Unless of course, the problem is that everything is really run by criminals, and we're getting way too close to knowing the truth. That could be a problem.
Edit: I appreciate honest debate more than downvotes. If I have a shitty idea, please tell me why. Unless of course, you are afraid of honest discussion. Cowardice is always acceptable here.
Well then why not skip the whole imperfect parts recognition and simply fine the whole population each a fraction of the fine? We are 100% sure that the criminal is within the population. So lets just fine everybody one / $population_size fraction of the fine. The adequate fine will be paid and the criminal will be hit and hey, the system is not perfect, but what is?
Move over, mesothelioma TV commercials. We have a new target for the bottom-feeding lawyers.
When are we going to start standing up to companies who violate our privacy like this?
I never signed it. I just included the unsigned piece of paper (among others I disagreed with) in amongst the pile of papers I turned in to them. Nothing ever came of not signing but I suspect I could sue them now.
She was allowed to have a private photo site that all of the parents in the class had access to, and upload photos there. The parents were not supposed to re-share those, but some did.
SchoolBench allows you to match profiles with media consent, so you can work out what photos are able to be published or not.
> SchoolBench allows you to match profiles with media consent, so you can work out what photos are able to be published or not.
How does Schoolbench get a picture of my kid if I did not consent for the school to use pictures of my kid?
Can I sue them for them to stop?
Screenshot of the relevant settings: https://i.imgur.com/Xg4wkPV.png
According to their relevant help page about it (https://support.google.com/photos/answer/6128838?co=GENIE.Pl...), turning the setting off also deletes:
- Face groups in your account
- Face models used to create those face groups
- Face labels you created
2019: Are you scummy enough to be a Facebook engineer?
Does anyone know if other states have similar laws? Wonder what type of momentum would have to manifest for other state legislatures to get a similar bill into committee for debate
I deleted my Facebook a few years ago, so if some class-action suit comes out for people who were users in 2018+, where's my payout? How is such a system fair to people who had the sense to either delete before whatever time horizon is used in a case or people who never created an account?

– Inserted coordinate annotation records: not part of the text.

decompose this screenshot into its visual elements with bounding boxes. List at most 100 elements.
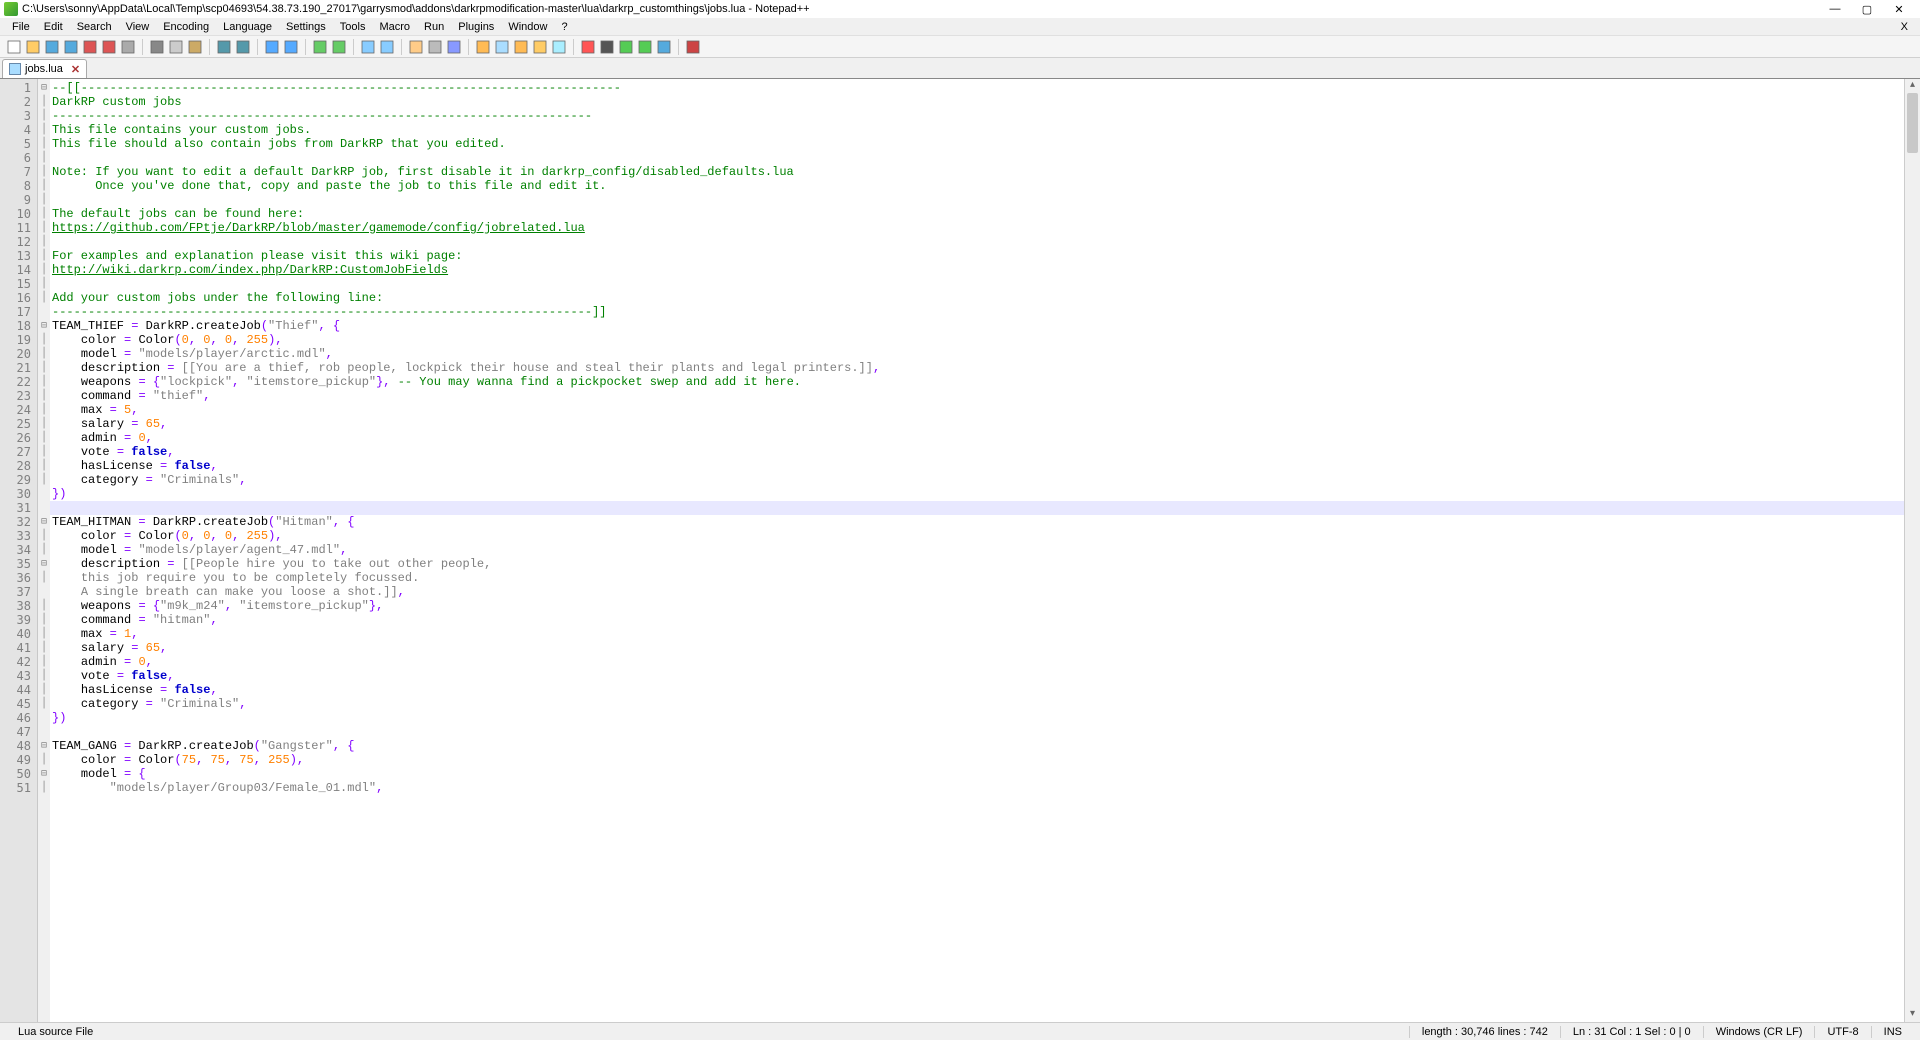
fold-marker[interactable]: ⊟	[38, 739, 50, 753]
code-line[interactable]: This file should also contain jobs from …	[50, 137, 1904, 151]
code-line[interactable]: salary = 65,	[50, 417, 1904, 431]
maximize-button[interactable]: ▢	[1858, 3, 1876, 16]
fold-marker[interactable]: │	[38, 641, 50, 655]
code-line[interactable]: salary = 65,	[50, 641, 1904, 655]
code-line[interactable]: weapons = {"m9k_m24", "itemstore_pickup"…	[50, 599, 1904, 613]
fold-marker[interactable]: │	[38, 417, 50, 431]
scroll-thumb[interactable]	[1907, 93, 1918, 153]
code-line[interactable]: category = "Criminals",	[50, 697, 1904, 711]
code-line[interactable]: ----------------------------------------…	[50, 109, 1904, 123]
fold-marker[interactable]: │	[38, 361, 50, 375]
code-line[interactable]: weapons = {"lockpick", "itemstore_pickup…	[50, 375, 1904, 389]
fold-marker[interactable]: │	[38, 95, 50, 109]
show-all-icon[interactable]	[427, 39, 443, 55]
menu-file[interactable]: File	[6, 20, 36, 34]
code-line[interactable]: This file contains your custom jobs.	[50, 123, 1904, 137]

None of these people who could win the lottery in court suffered a real loss.
Yet the legal system gives people an incentive here to sign up for free services so they can one day reap the rewards when Free Service X slips up and breaks State Law Y. Admittedly, the rewards will be small. But nonetheless, it is an incentive and aggregated across society it isn't nothing.
This sort of litigious behavior just slides us further and further into a culture of dishonesty and makes a mockery of the justice system.
Also, let me be more specific given there's another thread on here about this. What makes anyone think they're entitled to "$5,000" for signing up for a free service and uploading their photos to it? This is absurd. Please explain specifically how running a facial recognition algorithm on person's photos is equivalent to "$5,000" worth of damages. Where did that number come from? Why not $1 or $1,000,000?
Its an invasion of privacy of all cars and drivers in the vicinity and should be illegal.
Fuck facebook.
In other words, this is ineffective. I hope EU cripples them, not even $5B FTC fines scare them.